Me quedé mirando sus ojos azules, azules.
– Nunca me olvido de que eres un cadáver ambulante, Jean-Claude.
Una expresión que no supe interpretar le atravesó el rostro. Quizá fuera de dolor.
– No, veo en tus ojos que sabes qué soy. -Bajó la voz hasta convertirla en un susurro, aunque sin nada de seductor. Parecía humano-. Tus ojos son el espejo más nítido que he visto en mi vida, ma petite. Siempre que empiezo a engañarme, siempre que rae dejo llevar por la fantasía de que estoy vivo, me basta con mirarte para ver la verdad.

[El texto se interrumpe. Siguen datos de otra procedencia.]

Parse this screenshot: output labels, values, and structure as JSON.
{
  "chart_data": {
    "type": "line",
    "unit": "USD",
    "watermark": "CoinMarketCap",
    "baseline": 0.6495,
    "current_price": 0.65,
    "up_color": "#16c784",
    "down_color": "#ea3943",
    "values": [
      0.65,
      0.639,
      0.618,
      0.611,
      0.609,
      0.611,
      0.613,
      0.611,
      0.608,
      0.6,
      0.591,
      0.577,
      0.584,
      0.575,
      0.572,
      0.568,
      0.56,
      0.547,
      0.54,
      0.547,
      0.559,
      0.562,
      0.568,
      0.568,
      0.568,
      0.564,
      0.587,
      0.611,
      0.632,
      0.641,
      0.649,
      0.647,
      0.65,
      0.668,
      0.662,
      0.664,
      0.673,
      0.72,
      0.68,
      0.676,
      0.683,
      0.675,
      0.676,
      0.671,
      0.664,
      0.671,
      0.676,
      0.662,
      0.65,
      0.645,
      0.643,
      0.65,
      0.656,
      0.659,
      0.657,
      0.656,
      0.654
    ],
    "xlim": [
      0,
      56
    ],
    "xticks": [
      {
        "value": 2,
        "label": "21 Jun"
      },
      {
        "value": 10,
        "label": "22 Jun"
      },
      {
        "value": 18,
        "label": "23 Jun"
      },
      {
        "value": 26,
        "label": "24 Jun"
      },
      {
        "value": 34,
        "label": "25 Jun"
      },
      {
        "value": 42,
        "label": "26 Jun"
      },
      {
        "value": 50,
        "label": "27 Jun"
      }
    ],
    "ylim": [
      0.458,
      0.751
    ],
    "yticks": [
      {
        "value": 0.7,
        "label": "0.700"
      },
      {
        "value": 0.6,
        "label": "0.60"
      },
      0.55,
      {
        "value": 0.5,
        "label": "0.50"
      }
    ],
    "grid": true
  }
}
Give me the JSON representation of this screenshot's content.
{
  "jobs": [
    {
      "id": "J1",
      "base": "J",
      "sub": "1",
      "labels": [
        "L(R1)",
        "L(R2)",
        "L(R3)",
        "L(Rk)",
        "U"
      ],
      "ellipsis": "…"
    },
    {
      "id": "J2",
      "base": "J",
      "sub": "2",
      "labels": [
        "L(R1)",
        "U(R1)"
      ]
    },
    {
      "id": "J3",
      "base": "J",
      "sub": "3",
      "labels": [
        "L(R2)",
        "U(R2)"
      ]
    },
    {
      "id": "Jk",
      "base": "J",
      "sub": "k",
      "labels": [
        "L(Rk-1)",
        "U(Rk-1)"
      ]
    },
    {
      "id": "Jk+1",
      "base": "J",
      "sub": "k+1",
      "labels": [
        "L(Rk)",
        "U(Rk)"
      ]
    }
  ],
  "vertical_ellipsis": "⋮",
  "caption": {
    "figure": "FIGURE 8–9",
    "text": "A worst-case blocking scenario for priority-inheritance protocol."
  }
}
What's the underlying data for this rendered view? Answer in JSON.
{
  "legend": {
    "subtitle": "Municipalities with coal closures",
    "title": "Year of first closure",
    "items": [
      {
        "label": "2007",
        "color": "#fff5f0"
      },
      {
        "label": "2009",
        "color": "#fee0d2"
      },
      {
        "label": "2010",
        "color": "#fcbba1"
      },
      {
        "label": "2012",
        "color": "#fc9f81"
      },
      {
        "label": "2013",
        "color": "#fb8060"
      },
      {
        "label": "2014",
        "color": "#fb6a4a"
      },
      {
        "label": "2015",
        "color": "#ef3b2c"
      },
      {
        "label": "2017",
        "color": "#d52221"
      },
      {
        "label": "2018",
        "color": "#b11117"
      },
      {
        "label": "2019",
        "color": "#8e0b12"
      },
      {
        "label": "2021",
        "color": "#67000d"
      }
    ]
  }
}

¿Qué esperaba que dijera? No pretendería que pasara por alto su vampirismo.
– ¿Y por qué no me rehúyes?
– Puede que Nikolaos no se hubiera convertido en el monstruo que era si hubiera tenido un espejo así.
Me quedé mirándolo. Quizá tuviera razón. Aquello casi convertía su elección de sierva humana en un acto de nobleza. Casi. Ya, lo que faltaba. ¿Ahora iba a empezar a sentir lástima del puto amo de la ciudad? Ni harta de vino.
Íbamos al Tenderloin. Cuidado, chicos malos: llevaba al amo de apoyo. Era matar moscas a cañonazos, pero siempre ha sido una de mis especialidades.